An unattractive way to do this is to loop over observations. Suppose window is set to 42.
local window = 42
gen max = .
tsset id date
quietly forval i = 1/`=_N' {
su ctr if inrange(date, date[`i'] - `window', date[`i']) & id == id[`i'], meanonly
replace max = r(max) in `i'
}
So, in words as well: summarize values of ctr if date within window and it's in the same panel (same id), and put the maximum in the current observation.
The meanonly option is not well named. It calculates some other quantities besides the mean, and the maximum is one. But you do want the meanonly option to make summarize go as fast as possible.

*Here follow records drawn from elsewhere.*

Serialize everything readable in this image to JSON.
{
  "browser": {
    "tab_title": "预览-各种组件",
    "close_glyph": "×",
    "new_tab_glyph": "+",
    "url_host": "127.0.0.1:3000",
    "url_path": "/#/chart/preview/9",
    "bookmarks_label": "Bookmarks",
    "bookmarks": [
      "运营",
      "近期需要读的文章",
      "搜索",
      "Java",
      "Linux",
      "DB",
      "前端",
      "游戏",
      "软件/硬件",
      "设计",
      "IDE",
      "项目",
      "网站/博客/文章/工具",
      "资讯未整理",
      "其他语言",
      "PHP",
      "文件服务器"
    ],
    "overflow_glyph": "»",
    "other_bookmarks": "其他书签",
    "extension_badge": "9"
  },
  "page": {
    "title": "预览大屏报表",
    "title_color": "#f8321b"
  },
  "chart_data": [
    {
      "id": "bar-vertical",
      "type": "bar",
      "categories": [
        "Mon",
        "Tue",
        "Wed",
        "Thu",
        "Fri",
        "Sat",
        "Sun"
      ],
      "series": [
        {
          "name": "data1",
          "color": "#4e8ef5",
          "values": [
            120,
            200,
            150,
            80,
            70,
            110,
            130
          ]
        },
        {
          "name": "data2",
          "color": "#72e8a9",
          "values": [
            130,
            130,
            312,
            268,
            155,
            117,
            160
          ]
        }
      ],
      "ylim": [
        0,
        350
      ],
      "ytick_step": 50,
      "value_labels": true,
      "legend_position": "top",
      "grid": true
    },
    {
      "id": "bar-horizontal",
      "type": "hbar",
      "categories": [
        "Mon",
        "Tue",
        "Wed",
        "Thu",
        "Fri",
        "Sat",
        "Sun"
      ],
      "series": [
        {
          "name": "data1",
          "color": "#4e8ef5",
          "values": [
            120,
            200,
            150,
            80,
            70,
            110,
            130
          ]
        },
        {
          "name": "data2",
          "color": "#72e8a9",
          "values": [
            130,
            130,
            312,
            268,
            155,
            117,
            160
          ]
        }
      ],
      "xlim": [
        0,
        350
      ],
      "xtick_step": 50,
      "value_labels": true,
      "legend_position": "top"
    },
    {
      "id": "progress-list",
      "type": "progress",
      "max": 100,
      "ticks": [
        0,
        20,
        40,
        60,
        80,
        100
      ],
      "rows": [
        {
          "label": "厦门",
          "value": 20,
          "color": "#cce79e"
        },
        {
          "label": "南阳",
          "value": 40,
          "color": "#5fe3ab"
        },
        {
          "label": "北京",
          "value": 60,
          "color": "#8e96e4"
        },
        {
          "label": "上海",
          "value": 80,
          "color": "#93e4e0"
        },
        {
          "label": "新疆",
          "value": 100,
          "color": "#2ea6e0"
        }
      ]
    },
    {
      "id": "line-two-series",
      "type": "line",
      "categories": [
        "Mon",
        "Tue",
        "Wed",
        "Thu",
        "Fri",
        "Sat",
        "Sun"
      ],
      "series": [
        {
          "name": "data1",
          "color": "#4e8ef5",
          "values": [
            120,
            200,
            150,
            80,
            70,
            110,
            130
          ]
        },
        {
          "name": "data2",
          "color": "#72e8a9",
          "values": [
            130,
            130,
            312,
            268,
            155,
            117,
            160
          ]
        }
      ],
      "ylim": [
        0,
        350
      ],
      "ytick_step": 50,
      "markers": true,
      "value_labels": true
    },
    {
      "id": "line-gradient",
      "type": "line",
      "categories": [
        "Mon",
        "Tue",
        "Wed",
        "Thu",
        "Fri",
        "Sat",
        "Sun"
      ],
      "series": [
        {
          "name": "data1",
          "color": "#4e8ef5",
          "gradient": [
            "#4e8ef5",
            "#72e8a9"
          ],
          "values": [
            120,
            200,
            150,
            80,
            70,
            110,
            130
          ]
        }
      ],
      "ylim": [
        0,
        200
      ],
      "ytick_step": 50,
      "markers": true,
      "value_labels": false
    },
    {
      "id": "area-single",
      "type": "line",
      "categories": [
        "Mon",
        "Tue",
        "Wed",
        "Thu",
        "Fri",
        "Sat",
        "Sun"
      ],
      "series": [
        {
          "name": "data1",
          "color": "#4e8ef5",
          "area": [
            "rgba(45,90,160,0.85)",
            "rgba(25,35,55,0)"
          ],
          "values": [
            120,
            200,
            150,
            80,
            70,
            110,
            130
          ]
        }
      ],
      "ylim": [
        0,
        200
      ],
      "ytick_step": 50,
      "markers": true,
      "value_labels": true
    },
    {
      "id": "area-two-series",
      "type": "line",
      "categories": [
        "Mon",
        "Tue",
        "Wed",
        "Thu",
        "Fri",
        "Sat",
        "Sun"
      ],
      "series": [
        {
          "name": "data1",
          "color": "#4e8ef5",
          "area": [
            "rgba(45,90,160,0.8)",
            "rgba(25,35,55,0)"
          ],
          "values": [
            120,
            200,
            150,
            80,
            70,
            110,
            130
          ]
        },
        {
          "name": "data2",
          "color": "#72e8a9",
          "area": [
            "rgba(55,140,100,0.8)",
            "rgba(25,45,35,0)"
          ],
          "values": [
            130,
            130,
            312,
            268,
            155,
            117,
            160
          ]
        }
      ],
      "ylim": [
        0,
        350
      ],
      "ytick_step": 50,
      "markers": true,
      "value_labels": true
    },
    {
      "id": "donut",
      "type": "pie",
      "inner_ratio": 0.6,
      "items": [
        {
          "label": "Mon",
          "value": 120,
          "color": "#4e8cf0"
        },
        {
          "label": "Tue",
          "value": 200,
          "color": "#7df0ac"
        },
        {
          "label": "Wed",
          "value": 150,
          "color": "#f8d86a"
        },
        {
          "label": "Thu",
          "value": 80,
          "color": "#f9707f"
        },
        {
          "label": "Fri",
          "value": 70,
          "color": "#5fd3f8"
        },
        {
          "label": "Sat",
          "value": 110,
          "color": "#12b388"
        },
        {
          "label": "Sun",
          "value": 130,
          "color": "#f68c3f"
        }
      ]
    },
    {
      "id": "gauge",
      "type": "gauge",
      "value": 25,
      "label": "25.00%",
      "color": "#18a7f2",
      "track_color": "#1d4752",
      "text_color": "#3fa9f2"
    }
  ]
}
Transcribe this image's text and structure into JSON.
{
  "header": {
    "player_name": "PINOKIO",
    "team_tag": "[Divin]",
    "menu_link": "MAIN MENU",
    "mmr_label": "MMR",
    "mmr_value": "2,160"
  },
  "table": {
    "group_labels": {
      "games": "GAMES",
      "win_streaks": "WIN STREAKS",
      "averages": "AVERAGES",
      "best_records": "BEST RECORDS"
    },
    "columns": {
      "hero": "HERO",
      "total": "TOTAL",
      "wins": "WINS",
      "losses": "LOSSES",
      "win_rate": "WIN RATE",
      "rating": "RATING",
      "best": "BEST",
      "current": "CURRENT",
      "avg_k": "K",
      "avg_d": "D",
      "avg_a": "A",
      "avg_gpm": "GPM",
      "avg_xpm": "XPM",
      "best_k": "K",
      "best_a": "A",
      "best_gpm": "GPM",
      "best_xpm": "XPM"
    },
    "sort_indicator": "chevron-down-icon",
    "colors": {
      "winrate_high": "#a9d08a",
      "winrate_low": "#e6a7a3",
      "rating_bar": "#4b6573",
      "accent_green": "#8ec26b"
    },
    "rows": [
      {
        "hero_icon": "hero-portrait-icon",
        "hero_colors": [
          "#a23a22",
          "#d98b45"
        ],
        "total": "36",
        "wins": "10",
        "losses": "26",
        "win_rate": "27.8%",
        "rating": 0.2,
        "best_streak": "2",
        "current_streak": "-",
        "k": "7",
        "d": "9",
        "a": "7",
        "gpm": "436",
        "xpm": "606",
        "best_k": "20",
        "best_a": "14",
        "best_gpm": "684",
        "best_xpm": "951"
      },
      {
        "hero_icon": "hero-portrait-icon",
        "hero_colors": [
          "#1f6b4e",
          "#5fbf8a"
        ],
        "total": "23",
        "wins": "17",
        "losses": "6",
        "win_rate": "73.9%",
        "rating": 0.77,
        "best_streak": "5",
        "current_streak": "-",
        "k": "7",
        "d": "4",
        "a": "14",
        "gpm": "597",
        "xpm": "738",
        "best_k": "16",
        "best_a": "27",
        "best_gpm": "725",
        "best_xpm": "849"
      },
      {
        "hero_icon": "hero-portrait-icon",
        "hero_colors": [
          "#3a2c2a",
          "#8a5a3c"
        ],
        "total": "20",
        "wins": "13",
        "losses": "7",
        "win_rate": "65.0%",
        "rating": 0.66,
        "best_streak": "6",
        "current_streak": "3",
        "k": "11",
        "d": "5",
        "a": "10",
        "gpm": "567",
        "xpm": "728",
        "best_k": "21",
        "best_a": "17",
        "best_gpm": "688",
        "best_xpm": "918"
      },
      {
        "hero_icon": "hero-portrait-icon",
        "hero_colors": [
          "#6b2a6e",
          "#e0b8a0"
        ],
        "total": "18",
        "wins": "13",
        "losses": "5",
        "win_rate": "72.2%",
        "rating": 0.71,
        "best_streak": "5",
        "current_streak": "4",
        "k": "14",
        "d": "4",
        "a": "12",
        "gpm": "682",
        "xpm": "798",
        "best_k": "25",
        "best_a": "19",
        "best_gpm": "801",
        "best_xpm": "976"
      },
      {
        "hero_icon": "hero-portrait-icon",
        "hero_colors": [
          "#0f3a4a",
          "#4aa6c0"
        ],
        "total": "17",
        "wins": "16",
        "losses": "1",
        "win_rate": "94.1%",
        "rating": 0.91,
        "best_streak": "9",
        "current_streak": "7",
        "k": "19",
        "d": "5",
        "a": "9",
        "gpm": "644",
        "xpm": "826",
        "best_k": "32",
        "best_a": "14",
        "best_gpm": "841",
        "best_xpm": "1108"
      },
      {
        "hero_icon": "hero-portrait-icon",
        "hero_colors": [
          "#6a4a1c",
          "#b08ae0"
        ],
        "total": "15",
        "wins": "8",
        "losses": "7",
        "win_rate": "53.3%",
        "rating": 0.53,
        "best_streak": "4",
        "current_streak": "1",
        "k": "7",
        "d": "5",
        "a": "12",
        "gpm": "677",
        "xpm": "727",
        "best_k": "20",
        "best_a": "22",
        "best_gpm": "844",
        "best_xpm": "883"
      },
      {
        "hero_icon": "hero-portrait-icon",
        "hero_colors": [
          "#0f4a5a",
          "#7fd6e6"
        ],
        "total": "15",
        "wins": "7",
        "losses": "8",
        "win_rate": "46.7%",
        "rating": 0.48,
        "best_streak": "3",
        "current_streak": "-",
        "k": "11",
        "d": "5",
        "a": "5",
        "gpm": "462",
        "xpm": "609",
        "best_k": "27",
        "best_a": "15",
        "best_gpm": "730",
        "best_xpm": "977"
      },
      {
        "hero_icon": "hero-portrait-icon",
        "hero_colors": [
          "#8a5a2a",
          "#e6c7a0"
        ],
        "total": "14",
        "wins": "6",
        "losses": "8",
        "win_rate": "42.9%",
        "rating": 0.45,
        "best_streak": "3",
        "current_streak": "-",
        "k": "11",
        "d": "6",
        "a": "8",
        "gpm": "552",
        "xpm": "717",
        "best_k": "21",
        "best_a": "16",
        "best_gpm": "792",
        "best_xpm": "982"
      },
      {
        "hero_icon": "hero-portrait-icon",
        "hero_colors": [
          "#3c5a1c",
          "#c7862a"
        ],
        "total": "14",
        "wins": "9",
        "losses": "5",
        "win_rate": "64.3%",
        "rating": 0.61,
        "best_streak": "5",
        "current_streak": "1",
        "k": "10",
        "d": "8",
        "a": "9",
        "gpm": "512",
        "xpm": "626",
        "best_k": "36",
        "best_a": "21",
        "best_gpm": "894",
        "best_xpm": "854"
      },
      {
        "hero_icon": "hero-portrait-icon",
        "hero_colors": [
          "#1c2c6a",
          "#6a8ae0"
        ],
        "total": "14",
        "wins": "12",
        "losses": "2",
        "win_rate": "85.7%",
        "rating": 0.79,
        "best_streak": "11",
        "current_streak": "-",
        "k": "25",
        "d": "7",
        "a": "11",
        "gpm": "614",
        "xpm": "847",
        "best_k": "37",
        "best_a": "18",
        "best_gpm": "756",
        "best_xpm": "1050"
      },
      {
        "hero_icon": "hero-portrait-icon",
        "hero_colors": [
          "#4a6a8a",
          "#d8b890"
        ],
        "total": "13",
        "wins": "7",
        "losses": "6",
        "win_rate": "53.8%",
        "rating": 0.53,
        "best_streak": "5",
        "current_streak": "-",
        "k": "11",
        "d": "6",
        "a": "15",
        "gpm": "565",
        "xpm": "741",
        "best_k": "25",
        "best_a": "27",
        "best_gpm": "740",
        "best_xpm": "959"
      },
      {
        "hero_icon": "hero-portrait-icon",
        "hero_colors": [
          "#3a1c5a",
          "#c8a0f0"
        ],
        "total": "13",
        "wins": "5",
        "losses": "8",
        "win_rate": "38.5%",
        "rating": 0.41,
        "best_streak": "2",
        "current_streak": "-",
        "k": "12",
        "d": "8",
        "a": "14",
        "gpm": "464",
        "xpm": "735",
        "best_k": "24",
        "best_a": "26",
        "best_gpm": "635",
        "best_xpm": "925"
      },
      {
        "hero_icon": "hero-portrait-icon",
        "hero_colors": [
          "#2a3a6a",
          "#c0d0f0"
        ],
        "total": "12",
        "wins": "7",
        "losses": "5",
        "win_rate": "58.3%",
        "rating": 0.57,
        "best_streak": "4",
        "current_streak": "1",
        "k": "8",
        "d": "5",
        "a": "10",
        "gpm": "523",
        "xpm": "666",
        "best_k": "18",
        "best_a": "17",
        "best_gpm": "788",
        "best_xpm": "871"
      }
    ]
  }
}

See my 2007 paper on events in intervals, freely available at http://www.stata-journal.com/sjpdf.html?articlenum=pr0033
I say unattractive, but this approach does have the advantage that it is easy to work with once you understand it.
I am not setting up an expression with lots of arguments to max(). You said 200 as an example and nothing stated that you might not ask for more, so far as I can see there may be no upper limit on window length, but there will be a limit on how complicated that expression can be.
If I think of a better way to do it, I'll post it. Or someone else will....
It seems like I can pass a string of arguments to max, like so:
* OPTION 1: compute running max by days *
foreach iv in $ivs {
* does not make sense for less than two days *
if `iv' < 2 continue
di "computing running max for ctr interval `iv'"
* set high for this amount of days *
local vars "ctr"
forval i = 1 / `iv' {
local vars "`vars', L`i'.ctr"
}
by tid: gen ctrh`iv' = max(`vars')
}
* OPTION 2: compute running max by days, ensuring that entire range is nonmissing *
foreach iv in $ivs {
* does not make sense for less than two days *
if `iv' < 2 continue
di "computing running max for ctr interval `iv'"
* set high for this amount of days *
local vars "ctr"
local condition "!missing(ctr)"
forval i = 1 / `iv' {
local vars "`vars', L`i'.ctr"
local condition "`condition' & !missing(L`i'.ctr)"
}
by tid: gen ctrh`iv' = max(`vars') if `condition'
}
This computes very quickly and does exactly what I need.
However, if you need an arbitrarily large window I think you should resort to Nick's answer.